Wednesday 31st July, 2019

Three Spires Singers and Orchestra – Saturday 23rd November 2019 at 7.30pm

The Kingdom by Elgar

The Kingdom was a deeply personal work for Elgar and, along with The Apostles, the bringing to fruition of ideas that had been germinating in his mind since he was at school. 

After he ‘arrived’ with his Enigma Variations in 1899 and had The Dream of Gerontius premiered in 1900, Elgar wished to compose a trilogy of large-scale works about the early Christian church, taking text mainly from the Acts of the Apostles. Part I came into being as The Apostles in 1903, and Part II as The Kingdom in 1906. Sadly Part III never came to pass. 

It is an inescapable fact that many more people know The Dream of Gerontius than know The Kingdom. Naturally, a first instinct is to try and listen to The Kingdom in the same way as Gerontius, perhaps hoping that the same emotional buttons will be pressed. But these are apples and oranges. 

The Kingdom is a very human work exploring how the early followers of Jesus - people of no importance from an unimportant province, as W H Auden described them in The Twelve - comprehended the events they had witnessed, and grappled with how to respond to them. Compare this with the other-worldly journey of Gerontius as he dies and travels in the form of a soul towards his creator, and you will get some sense of why Elgar needed to respond so profoundly differently to the two texts. In The Kingdom, Elgar’s soloists are Mary, Mary Magdalene, John and Peter; you will not find the eschatological philosophising of Gerontius and his angels but real human beings trying to make sense of their calling and discern how to live out their faith in challenging, often hostile circumstances. 

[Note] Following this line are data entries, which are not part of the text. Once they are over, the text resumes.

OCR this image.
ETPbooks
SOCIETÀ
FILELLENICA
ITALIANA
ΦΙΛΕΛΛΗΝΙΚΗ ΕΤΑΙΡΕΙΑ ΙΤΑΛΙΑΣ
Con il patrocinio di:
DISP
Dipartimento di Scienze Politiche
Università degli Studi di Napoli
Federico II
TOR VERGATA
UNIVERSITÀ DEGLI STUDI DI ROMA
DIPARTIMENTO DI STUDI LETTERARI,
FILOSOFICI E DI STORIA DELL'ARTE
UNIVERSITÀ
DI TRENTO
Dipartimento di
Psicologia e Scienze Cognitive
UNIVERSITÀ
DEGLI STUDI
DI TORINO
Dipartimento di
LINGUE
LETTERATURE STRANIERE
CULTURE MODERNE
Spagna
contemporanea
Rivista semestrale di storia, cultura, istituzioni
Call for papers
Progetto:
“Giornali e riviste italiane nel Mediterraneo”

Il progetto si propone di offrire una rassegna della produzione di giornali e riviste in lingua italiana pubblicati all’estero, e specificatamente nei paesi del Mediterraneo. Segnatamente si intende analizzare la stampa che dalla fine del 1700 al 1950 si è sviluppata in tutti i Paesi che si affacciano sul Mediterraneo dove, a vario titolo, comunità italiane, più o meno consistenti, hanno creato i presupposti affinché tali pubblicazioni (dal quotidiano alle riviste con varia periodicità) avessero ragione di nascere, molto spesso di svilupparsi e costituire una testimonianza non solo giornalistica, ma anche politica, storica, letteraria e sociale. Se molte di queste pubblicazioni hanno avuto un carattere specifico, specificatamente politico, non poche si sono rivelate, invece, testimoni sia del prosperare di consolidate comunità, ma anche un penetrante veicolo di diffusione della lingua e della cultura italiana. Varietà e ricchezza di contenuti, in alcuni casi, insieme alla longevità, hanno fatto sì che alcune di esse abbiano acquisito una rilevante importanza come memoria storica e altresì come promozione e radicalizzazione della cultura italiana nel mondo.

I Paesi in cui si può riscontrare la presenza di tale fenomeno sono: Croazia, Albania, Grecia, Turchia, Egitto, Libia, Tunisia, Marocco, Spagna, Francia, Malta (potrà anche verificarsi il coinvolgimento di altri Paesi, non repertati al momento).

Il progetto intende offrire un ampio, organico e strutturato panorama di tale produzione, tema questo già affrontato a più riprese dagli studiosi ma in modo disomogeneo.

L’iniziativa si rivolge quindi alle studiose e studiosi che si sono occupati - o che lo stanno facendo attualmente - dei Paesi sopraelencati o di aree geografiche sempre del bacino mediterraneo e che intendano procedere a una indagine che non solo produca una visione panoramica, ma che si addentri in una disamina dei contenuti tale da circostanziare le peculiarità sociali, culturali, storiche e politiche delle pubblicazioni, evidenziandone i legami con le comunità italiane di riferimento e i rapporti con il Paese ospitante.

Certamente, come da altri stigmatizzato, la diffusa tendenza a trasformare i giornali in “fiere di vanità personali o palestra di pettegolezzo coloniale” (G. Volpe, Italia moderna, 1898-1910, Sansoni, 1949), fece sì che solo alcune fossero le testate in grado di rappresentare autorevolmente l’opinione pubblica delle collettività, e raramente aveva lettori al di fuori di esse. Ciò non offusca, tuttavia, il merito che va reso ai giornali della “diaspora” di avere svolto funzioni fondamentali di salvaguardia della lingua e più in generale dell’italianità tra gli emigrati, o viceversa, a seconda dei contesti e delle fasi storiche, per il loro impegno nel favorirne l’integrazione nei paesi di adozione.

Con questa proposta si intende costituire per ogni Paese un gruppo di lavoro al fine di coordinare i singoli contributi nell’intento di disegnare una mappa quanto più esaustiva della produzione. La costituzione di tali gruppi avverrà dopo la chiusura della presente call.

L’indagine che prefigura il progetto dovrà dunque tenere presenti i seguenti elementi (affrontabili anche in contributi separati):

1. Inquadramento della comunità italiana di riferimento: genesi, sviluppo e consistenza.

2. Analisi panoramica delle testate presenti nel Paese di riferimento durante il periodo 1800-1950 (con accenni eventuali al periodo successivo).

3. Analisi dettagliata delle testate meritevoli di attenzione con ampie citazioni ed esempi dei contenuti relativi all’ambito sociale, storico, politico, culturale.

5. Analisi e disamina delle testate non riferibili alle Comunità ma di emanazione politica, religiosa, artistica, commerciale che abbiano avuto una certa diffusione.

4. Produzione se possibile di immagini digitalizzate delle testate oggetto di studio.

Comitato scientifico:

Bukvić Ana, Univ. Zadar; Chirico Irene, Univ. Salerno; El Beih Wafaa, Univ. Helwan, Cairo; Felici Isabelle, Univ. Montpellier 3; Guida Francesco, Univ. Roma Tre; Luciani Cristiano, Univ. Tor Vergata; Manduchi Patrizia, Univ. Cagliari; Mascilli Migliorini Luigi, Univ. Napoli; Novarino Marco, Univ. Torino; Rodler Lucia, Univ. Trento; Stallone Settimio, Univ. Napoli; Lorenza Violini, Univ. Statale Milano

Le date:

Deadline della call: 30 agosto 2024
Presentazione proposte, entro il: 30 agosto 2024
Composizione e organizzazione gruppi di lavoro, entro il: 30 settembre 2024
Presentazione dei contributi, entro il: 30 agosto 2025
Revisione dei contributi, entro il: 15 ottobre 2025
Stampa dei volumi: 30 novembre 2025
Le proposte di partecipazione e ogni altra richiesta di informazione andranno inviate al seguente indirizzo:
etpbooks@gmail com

There’s a myth that The Kingdom is not dramatic. In fact, it just has a particular kind of drama, perfectly suited to the narrative. Think of the Pentecost section, where Elgar vividly portrays the sound of rushing wind before tongues of fire appear and the Holy Spirit descends on the disciples. Equally stirring is Peter’s response to that passage - the sheer nobility of the writing is remarkable - and the ecstatic ending to the section where Elgar brings all his forces together and unleashes his full emotional power. For me, it is as overwhelming as the Priest giving the last rites at the end of Part I of Gerontius; it cannot fail to move. 

There are too many other highlights in this 90 minute masterpiece to list, but do hold onto your hat for the Prelude which will take you by the scruff of the neck at the opening of the concert.

We have four outstanding soloists, all of whom have performed with us before: soprano Catherine Hamilton, contralto Sarah Pring, tenor David Webb and bass David Stout.